A talented teenage footballer and coach has spoken about the prejudices girls still face in sport months after being appointed an ambassador for a national project.

Sophie Corbett, 14, from Irvine, is an ambassador or Young Influencer for Project 51, a joint programme between Sported and Women in Sport.

It aims to tackle gender stereotyping at the grassroots by helping community groups in socially deprived areas of the UK, to improve their knowledge and understanding of how to engage girls and young women, aged 11-18, in sport and physical activity.

Since her appointment through former team Clark Drive late last year, St Matthew’s Academy Fourth Year pupil Sophie has attended a conference in London with another seven girls from throughout the UK who were selected for the project and been involved in several other activities and events.

Although now playing for Kilwinning Community Football Academy U15s, Sophie is helping assist with coaching the Clark Drive U7s and U9s.

Her role has involved participating in a number of events.

She took par t in a launch event in London hosted by Women in Sport and Nike. All girls took part in brainstorming sessions to tackle the biggest challenges they think exist for girls in sport.

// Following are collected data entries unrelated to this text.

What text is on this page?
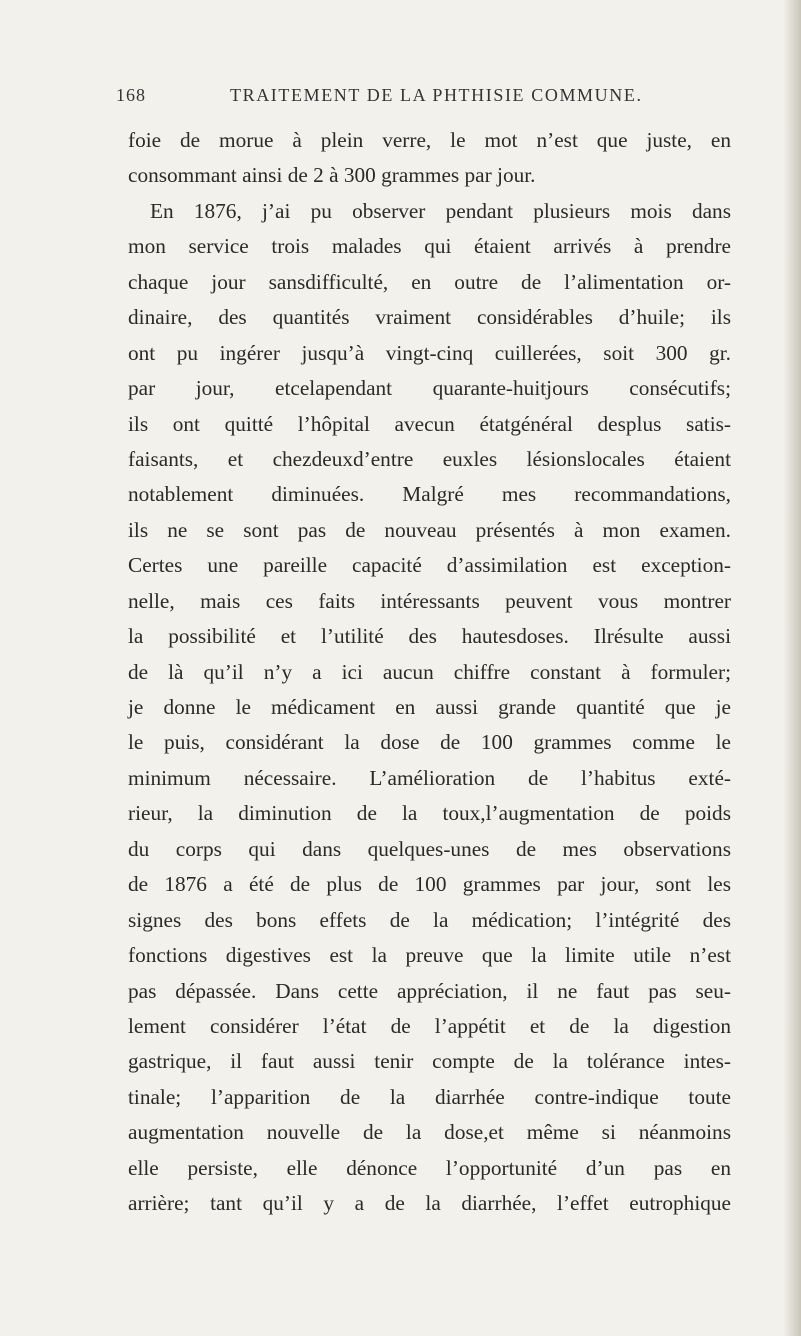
168	TRAITEMENT DE LA PHTHISIE COMMUNE.
foie de morue à plein verre, le mot n’est que juste, en
consommant ainsi de 2 à 300 grammes par jour.
En 1876, j’ai pu observer pendant plusieurs mois dans
mon service trois malades qui étaient arrivés à prendre
chaque jour sansdifficulté, en outre de l’alimentation or-
dinaire, des quantités vraiment considérables d’huile; ils
ont pu ingérer jusqu’à vingt-cinq cuillerées, soit 300 gr.
par jour, etcelapendant quarante-huitjours consécutifs;
ils ont quitté l’hôpital avecun étatgénéral desplus satis-
faisants, et chezdeuxd’entre euxles lésionslocales étaient
notablement diminuées. Malgré mes recommandations,
ils ne se sont pas de nouveau présentés à mon examen.
Certes une pareille capacité d’assimilation est exception-
nelle, mais ces faits intéressants peuvent vous montrer
la possibilité et l’utilité des hautesdoses. Ilrésulte aussi
de là qu’il n’y a ici aucun chiffre constant à formuler;
je donne le médicament en aussi grande quantité que je
le puis, considérant la dose de 100 grammes comme le
minimum nécessaire. L’amélioration de l’habitus exté-
rieur, la diminution de la toux,l’augmentation de poids
du corps qui dans quelques-unes de mes observations
de 1876 a été de plus de 100 grammes par jour, sont les
signes des bons effets de la médication; l’intégrité des
fonctions digestives est la preuve que la limite utile n’est
pas dépassée. Dans cette appréciation, il ne faut pas seu-
lement considérer l’état de l’appétit et de la digestion
gastrique, il faut aussi tenir compte de la tolérance intes-
tinale; l’apparition de la diarrhée contre-indique toute
augmentation nouvelle de la dose,et même si néanmoins
elle persiste, elle dénonce l’opportunité d’un pas en
arrière; tant qu’il y a de la diarrhée, l’effet eutrophique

They also experienced a Social Media workshop with Nike about how the girls can, and will, use this over the duration of the project to influence and inspire other girls to challenge gender stereotypes and play sport.

Sophie also attended the European Championships Golf tournament at Gleneagles which was a historic occasion because it was the first time the sport ran a mixed doubles tournament, promoting more equality within the sport.

Sophie left the day inspired, saying: “It gave me hope for the future of women in sport as men and women played together.”

The youngster was given an award at school and coaches at her local club and in local schools through Active Schools.

She is planning how to use her influencer role to engage more girls with football and other sports.

This week, Sophie was set to speak at Sported UK’s 10th Anniversary Event in Edinburgh about the challenges for girls her age in sport and what she would like to see change so that more girls remain engaged with sport as they grow older.

Fifty-one per cent of the UK population are female, yet when it comes to sport and physical activity, 1.6 million more men are playing sport once per week than women.

Gender stereotypes are one of the key barriers preventing more women and girls getting active.

For example, only 43 per cent of girls say they have the same choice as boys at school in sport and exercise, and amongst secondary school-age children, being ‘sporty’ is still widely seen as a masculine trait.

Sophie added: “I love to play football. I coach at Clark Drive and used to play here but the team folded because we don’t have enough players in my age group because a lot of girls just lose interest.

“It’s difficult for girls to get involved in sports because there’s a lot of sports that girls are told not to do, such as football, because it’s a male-dominated sport but I don’t really see that.

“I think it’s hard for girls to get into it because they think that they’re not going to make friends or it’s not going to make them very popular. “A lot of girls from my team didn’t tell anyone in their school that they played football because they thought it was kind of embarrassing.

“My school don’t allow girls to play football. They are told that it’s a boys’ sport.

“We won’t get a game because we are not good enough, we’re not strong enough, but if they actually saw us, they would realise that’s not true.

“Peoples’ attitudes towards football need to change.

“They need to appreciate that girls can do it and it’s not just about boys playing.

“A lot of girls are very good and very strong and it’s quite frustrating to see that a lot of girls aren’t going for it and saying they are not as confident because people are bringing them down with their opinions.”

Sophie added: “I’d love to inspire other girls into sport and I love coaching because it develops all the girls’ skills and I can pass on my knowledge to make them better players.”